Со стороны ворот на верном Храпуне в её сторону скакала Брада. Лидия удивлённо приподняла брови — сзади наставницу сопровождала пятёрка колоритных личностей: зрелые мужчины с бородами, судя по торчащим рукоятям и ножнам, не крикливым серым, из грубой ткани плащам, плюс пятеро заводных лошадей с поклажей — представители гильдии наёмников не иначе, собравшиеся в поход.
— Здравствуй, наставница, — тепло поздоровалась девушка с тяжело спрыгнувшей женщиной.
Троица неугомонных подружек сзади немедленно притихла — суровый нрав вкупе с тяжёлой рукой вырабатывали должное уважение, доброта Брады дальше принцессы, на «вертихвосток» не распространялось. К слову сказать, к рядовым амазонкам, наёмница относилась не в пример благожелательней. Разве что Оливию, втёршуюся к ней в доверие, она отмечала в лучшую сторону, а точнее, не «отмечала» тяжёлой дланью по мягкому месту.
— И тебе не кашлять, дочка.
Брада не любила утруждать себя церемониями, и если позволяла ситуация, опускала титулы и прочую мишуру, мешающую и даже вредящую общению между достойными людьми. Сейчас случай был подходящий, судя по мнению Брады — рядом все свои, и принцесса отметила ещё одно изменение в поведении наставницы.
Раньше она не очень доброжелательно отзывалась о собратьях по цеху мужского пола. Однажды даже, в изрядном подпитии (что, нужно отметить, на памяти девушки было крайне редко), провела доверительно-просветительскую беседу на тему, какие они грубые, хамоватые, наглые, отвратительные — перечень длинный и не благозвучный — пьяницы, дебоширы, хулиганы, мерзавцы (дальше можно продолжать самому в таком же ключе), и что такой милой девушке совершенно противопоказано общаться с подобной публикой, то бишь, наёмниками.

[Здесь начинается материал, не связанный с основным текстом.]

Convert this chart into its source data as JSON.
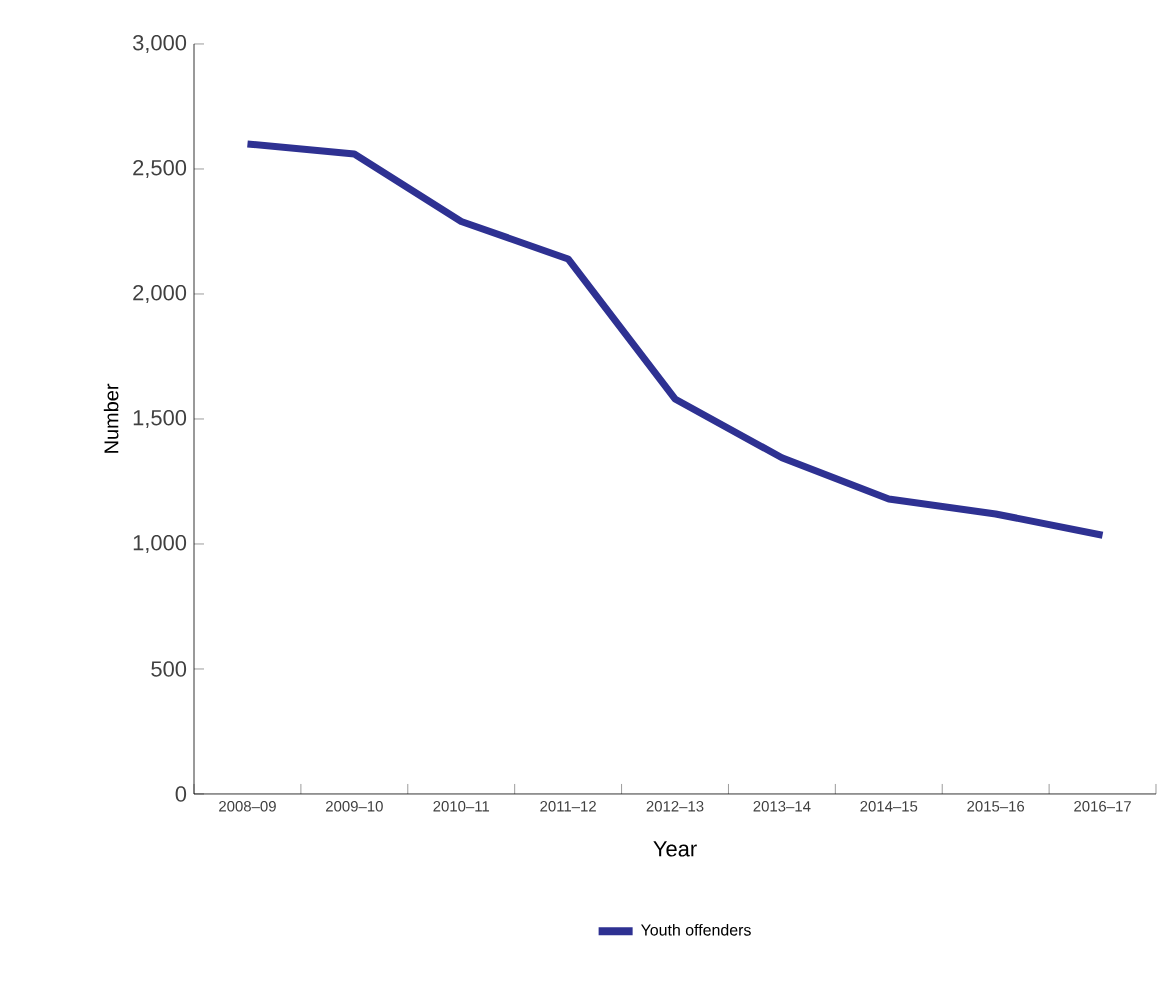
{
  "chart_data": {
    "type": "line",
    "xlabel": "Year",
    "ylabel": "Number",
    "categories": [
      "2008–09",
      "2009–10",
      "2010–11",
      "2011–12",
      "2012–13",
      "2013–14",
      "2014–15",
      "2015–16",
      "2016–17"
    ],
    "series": [
      {
        "name": "Youth offenders",
        "color": "#2e3192",
        "values": [
          2600,
          2560,
          2290,
          2140,
          1580,
          1345,
          1180,
          1120,
          1035
        ]
      }
    ],
    "ylim": [
      0,
      3000
    ],
    "yticks": [
      0,
      500,
      {
        "value": 1000,
        "label": "1,000"
      },
      {
        "value": 1500,
        "label": "1,500"
      },
      {
        "value": 2000,
        "label": "2,000"
      },
      {
        "value": 2500,
        "label": "2,500"
      },
      {
        "value": 3000,
        "label": "3,000"
      }
    ],
    "grid": false,
    "legend": "bottom",
    "marker": "none",
    "line_style": "solid"
  }
}
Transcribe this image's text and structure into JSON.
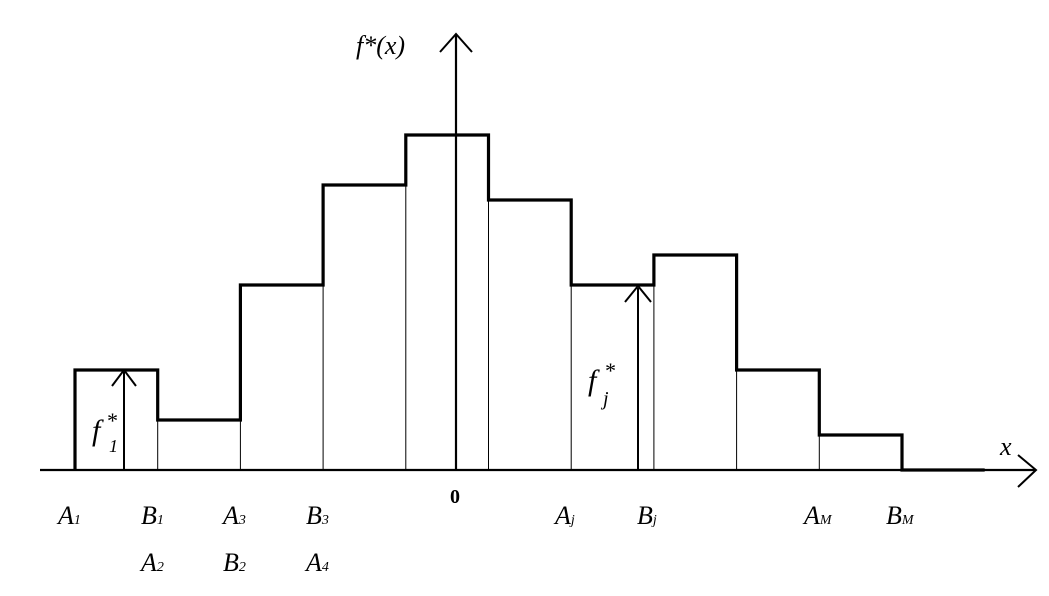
{
  "diagram": {
    "y_axis_label": "f*(x)",
    "x_axis_label": "x",
    "origin_label": "0",
    "bin_heights": [
      1.0,
      0.5,
      1.85,
      2.85,
      3.35,
      2.7,
      1.85,
      2.15,
      1.0,
      0.35,
      0.0
    ],
    "boundary_labels_row1": [
      {
        "main": "A",
        "sub": "1"
      },
      {
        "main": "B",
        "sub": "1"
      },
      {
        "main": "A",
        "sub": "3"
      },
      {
        "main": "B",
        "sub": "3"
      },
      {
        "main": "A",
        "sub": "j"
      },
      {
        "main": "B",
        "sub": "j"
      },
      {
        "main": "A",
        "sub": "M"
      },
      {
        "main": "B",
        "sub": "M"
      }
    ],
    "boundary_labels_row2": [
      {
        "main": "A",
        "sub": "2"
      },
      {
        "main": "B",
        "sub": "2"
      },
      {
        "main": "A",
        "sub": "4"
      }
    ],
    "annotations": [
      {
        "main": "f",
        "sup": "*",
        "sub": "1"
      },
      {
        "main": "f",
        "sup": "*",
        "sub": "j"
      }
    ]
  }
}
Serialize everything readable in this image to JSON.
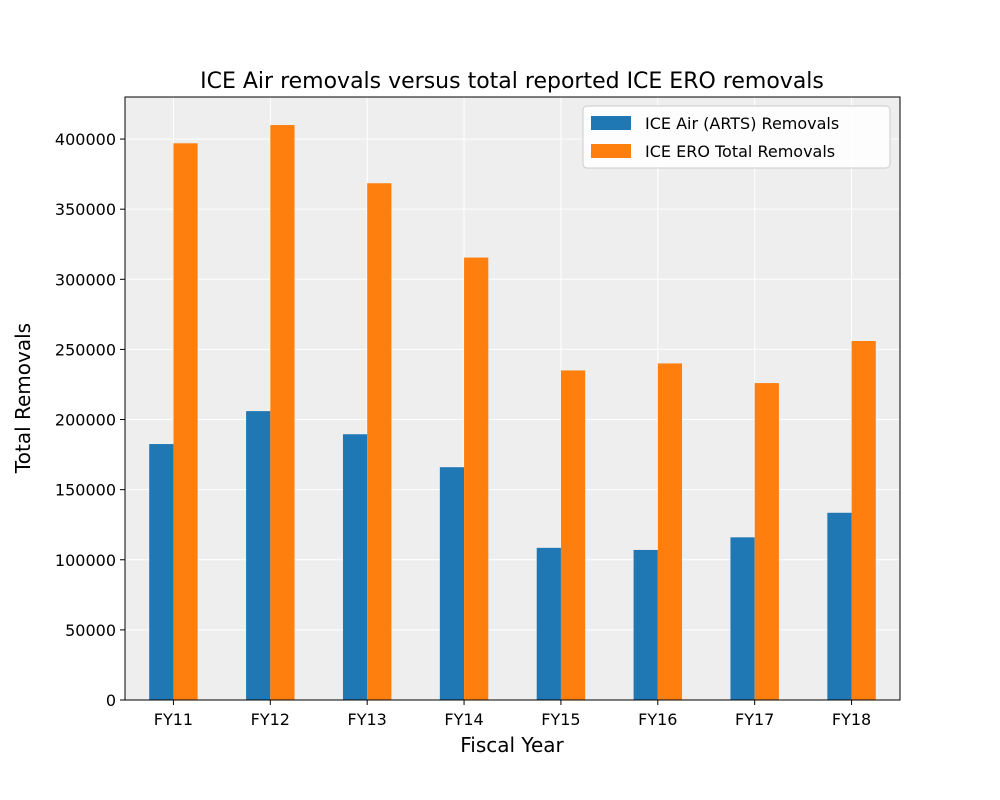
{
  "chart_data": {
    "type": "bar",
    "title": "ICE Air removals versus total reported ICE ERO removals",
    "xlabel": "Fiscal Year",
    "ylabel": "Total Removals",
    "categories": [
      "FY11",
      "FY12",
      "FY13",
      "FY14",
      "FY15",
      "FY16",
      "FY17",
      "FY18"
    ],
    "series": [
      {
        "name": "ICE Air (ARTS) Removals",
        "color": "#1f77b4",
        "values": [
          182500,
          206000,
          189500,
          166000,
          108500,
          107000,
          116000,
          133500
        ]
      },
      {
        "name": "ICE ERO Total Removals",
        "color": "#ff7f0e",
        "values": [
          397000,
          410000,
          368500,
          315500,
          235000,
          240000,
          226000,
          256000
        ]
      }
    ],
    "ylim": [
      0,
      430000
    ],
    "yticks": [
      0,
      50000,
      100000,
      150000,
      200000,
      250000,
      300000,
      350000,
      400000
    ],
    "ytick_labels": [
      "0",
      "50000",
      "100000",
      "150000",
      "200000",
      "250000",
      "300000",
      "350000",
      "400000"
    ],
    "grid": true,
    "legend_position": "top-right",
    "plot_background": "#eeeeee"
  }
}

Ясное дело, что девушка к односторонней беседе отнеслась с иронией, ведь всё-таки, если учесть небольшую физиологическую разницу, наставница сама была человеком плоть от плоти из той же среды. Заявленная же характеристика больше подходила злодеям городских трущоб, бандитам с большой дороги, каким-нибудь тёмным расам или диким человеческим племенам из глухомани, типа шалюров, в которых патриархат был незыблем, а женщины находились в самом низу социальной лестницы (на уровне насекомых). Попытка уточнить эти спорные моменты на «ясную голову», как ни странно, удалась, но не совсем. Удалась, потому что обошлось без грубости (словесной), которую девушка в принципе ожидала и к которой морально готовилась. Но сам ответ посеял в душе сомнения уже иного толка, так и не просветив в предыдущих вопросах. «Сможешь ли ты до конца доверять человеку, чьим критерием верности являются монеты? Ты будешь уверена, что дала денег не меньше, чем потенциальный соперник — противник — враг? Может ли человек, продающий руку, но не сердце, быть честным и справедливым? И какого цвета должен быть меч у этого перекати поле, легко и цинично меняющего лагеря в зависимости от обстоятельств?»